Wednesday, June 25, 2014

Selfish & Ungrateful

I'm breathing. That's what counts right?

Saturday was the one year since I lost someone. Someone that was so close to me we were practically the same person. One spirit sharing two bodies. I honestly feel like the better half of me is gone. The half that is kind hearted, silly, and immature. Loving, compassionate, and beautiful. I honestly feel like I have lost the most beautiful part about me.

I am constantly looking for something that is normal to me when I hurt. Of course, when I find images or other trigger objects, I cringe and force myself to keep out of the fetal position. But at least part of me is happy. A small pinhole of light pierces through the clouds and storms. That is enough for now. Yes, I am a happy individual, but this is something so much more personal. A song will come on and I realize I am not alone. I remember the memories we have had and a smile will push through. This is a different kind of happiness. Something that no one will be able to ever understand. Something our souls shared.

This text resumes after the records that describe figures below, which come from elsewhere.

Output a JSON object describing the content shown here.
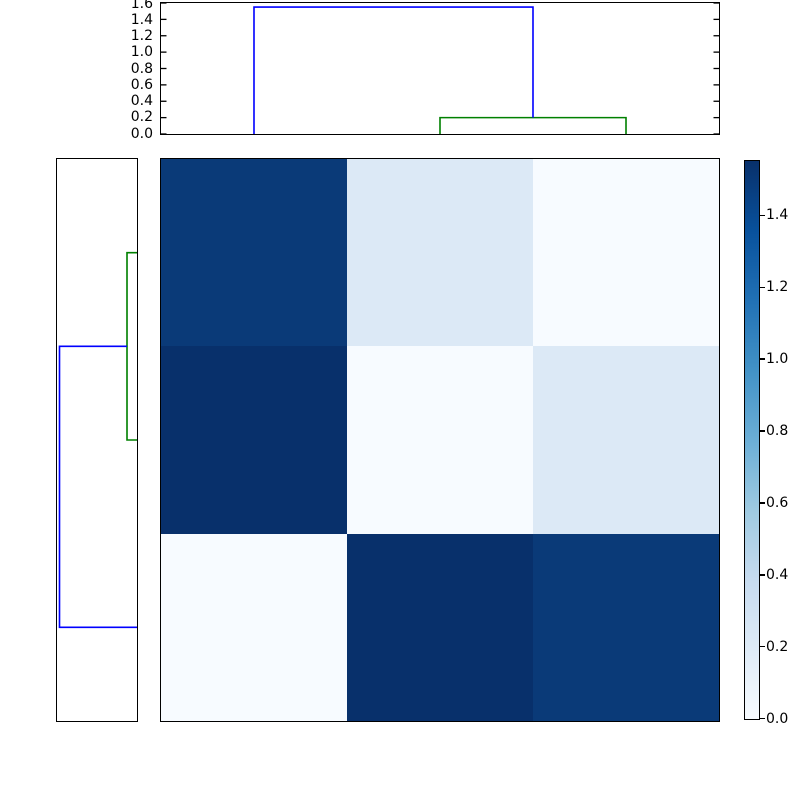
{
  "figure": {
    "kind": "hierarchical-clustering-heatmap",
    "background": "#ffffff"
  },
  "colors": {
    "link_blue": "#0000ff",
    "link_green": "#008000",
    "axis": "#000000",
    "text": "#000000"
  },
  "chart_data": {
    "type": "heatmap",
    "title": "",
    "xlabel": "",
    "ylabel": "",
    "colormap": "Blues",
    "vmin": 0.0,
    "vmax": 1.55,
    "grid": false,
    "matrix_rows_top_to_bottom": [
      [
        1.5,
        0.2,
        0.0
      ],
      [
        1.55,
        0.0,
        0.2
      ],
      [
        0.0,
        1.55,
        1.5
      ]
    ],
    "cell_colors": [
      [
        "#0a3a78",
        "#dce9f6",
        "#f7fbff"
      ],
      [
        "#08306b",
        "#f7fbff",
        "#dce9f6"
      ],
      [
        "#f7fbff",
        "#08306b",
        "#0a3a78"
      ]
    ],
    "pairwise_distances": {
      "d_1_2": 1.55,
      "d_1_3": 1.5,
      "d_2_3": 0.2
    },
    "top_dendrogram": {
      "orientation": "top",
      "n_leaves": 3,
      "axis_max": 1.6,
      "axis_tick_labels": [
        "1.6",
        "1.4",
        "1.2",
        "1.0",
        "0.8",
        "0.6",
        "0.4",
        "0.2",
        "0.0"
      ],
      "merge_heights": [
        0.2,
        1.55
      ],
      "links": [
        {
          "id": "green",
          "color": "#008000",
          "points": [
            [
              1.5,
              0
            ],
            [
              1.5,
              0.2
            ],
            [
              2.5,
              0.2
            ],
            [
              2.5,
              0
            ]
          ]
        },
        {
          "id": "blue",
          "color": "#0000ff",
          "points": [
            [
              0.5,
              0
            ],
            [
              0.5,
              1.55
            ],
            [
              2.0,
              1.55
            ],
            [
              2.0,
              0.2
            ]
          ]
        }
      ]
    },
    "left_dendrogram": {
      "orientation": "left",
      "n_leaves": 3,
      "axis_max": 1.6,
      "axis_tick_labels": [],
      "merge_heights": [
        0.2,
        1.55
      ],
      "links": [
        {
          "id": "green",
          "color": "#008000",
          "points": [
            [
              0.5,
              0
            ],
            [
              0.5,
              0.2
            ],
            [
              1.5,
              0.2
            ],
            [
              1.5,
              0
            ]
          ]
        },
        {
          "id": "blue",
          "color": "#0000ff",
          "points": [
            [
              1.0,
              0.2
            ],
            [
              1.0,
              1.55
            ],
            [
              2.5,
              1.55
            ],
            [
              2.5,
              0
            ]
          ]
        }
      ]
    },
    "colorbar": {
      "position": "right",
      "tick_labels": [
        "1.4",
        "1.2",
        "1.0",
        "0.8",
        "0.6",
        "0.4",
        "0.2",
        "0.0"
      ],
      "gradient_stops": [
        {
          "pos": 0.0,
          "color": "#f7fbff"
        },
        {
          "pos": 0.125,
          "color": "#deebf7"
        },
        {
          "pos": 0.25,
          "color": "#c6dbef"
        },
        {
          "pos": 0.375,
          "color": "#9ecae1"
        },
        {
          "pos": 0.5,
          "color": "#6baed6"
        },
        {
          "pos": 0.625,
          "color": "#4292c6"
        },
        {
          "pos": 0.75,
          "color": "#2171b5"
        },
        {
          "pos": 0.875,
          "color": "#08519c"
        },
        {
          "pos": 1.0,
          "color": "#08306b"
        }
      ]
    }
  }
}
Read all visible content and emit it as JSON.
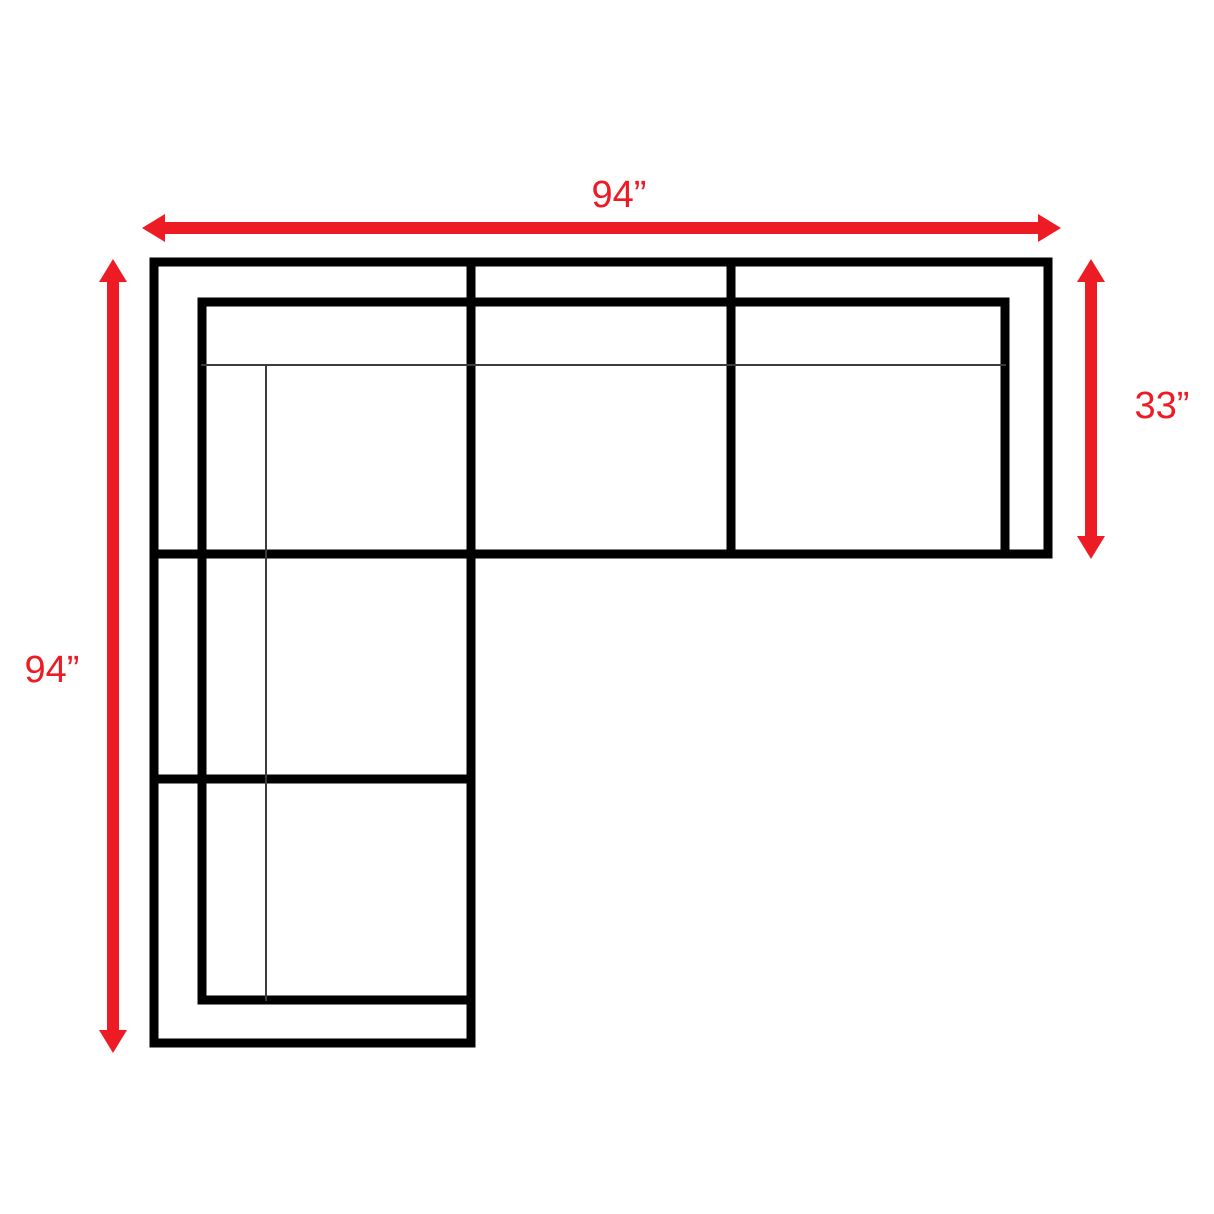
{
  "diagram": {
    "title": "sectional-sofa-top-view-dimension-diagram",
    "labels": {
      "top_width": "94”",
      "left_height": "94”",
      "right_depth": "33”"
    },
    "dimensions_inches": {
      "top_width": 94,
      "left_height": 94,
      "right_depth": 33
    },
    "colors": {
      "arrow": "#ed1c24",
      "label_text": "#ed1c24",
      "outline": "#000000",
      "cushion_line": "#3c3c3c",
      "background": "#ffffff"
    }
  }
}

I was wedding dress shopping- something every girl DREAMS of. It was wonderful until this horrible feeling filled me. I couldn't shake it. I continued trying on dresses, but by this time I was more like a walking robot. I could not feel emotions. I was not excited anymore. Everyone around me was smiling and laughing, but for some reason I couldn't get myself to. Something was really wrong. I found the dress I wanted but through mutliple "Say yes to the dress, Kaitie!" 's I just couldn't say anything. I was speechless. My skin felt like it was melting off slowly. Luckily my friend jumped in, "It's the price that is making you nervous, huh?" YES. Thank you for the loop hole. I agreed, but still had the horrid feeling before. After a day with my girls and loved ones, I lay in bed. My eyes squeezed shut, letting my mind drift. But it wouldn't. What-WHAT is wrong??? A memory fills my screen. Smiles and giggles fill my being. I feel warm. I am laying by the pool, gossiping. My sister soul lays next to me. She smirks and begins talking with me. I don't know what about, that isn't what matters. I just don't want her to leave. Stay with me. Stay.

DING-DING-DING. Tears fill my eyes. My day was WRONG. It was SO WRONG. This girl was supposed to be my maid of honor. She was supposed to go with me to try on dresses. SHE was the one who was supposed to keep me giggling about things no one else would understand. Our secret language hidden by our ridiculous noises and rolling on the floor. She is supposed to be helping me plan this all out. I feel so burdened. I really am not excited right now. I just feel so numb. This isn't right. I know this is who I am supposed to marry. We share a special bond too. He is the most special person to me right now. He is so perfect. But this just isn't right.

It was planned and I am not happy about it. I know I should be. God has given me so much. I don't understand why right now. But she is gone and I am not happy. She even went in the best way for all we know. She didn't hurt. She was bundled up, so kept warm. She was dreaming and like Cody says "She went to sleep here on earth, and woke up in her father's arms."

Call me ungrateful, fine. I am. Call me selfish, check. Call me stupid, yeah I probably am. But this is just the state I am stuck in. The state I cannot dig myself out of.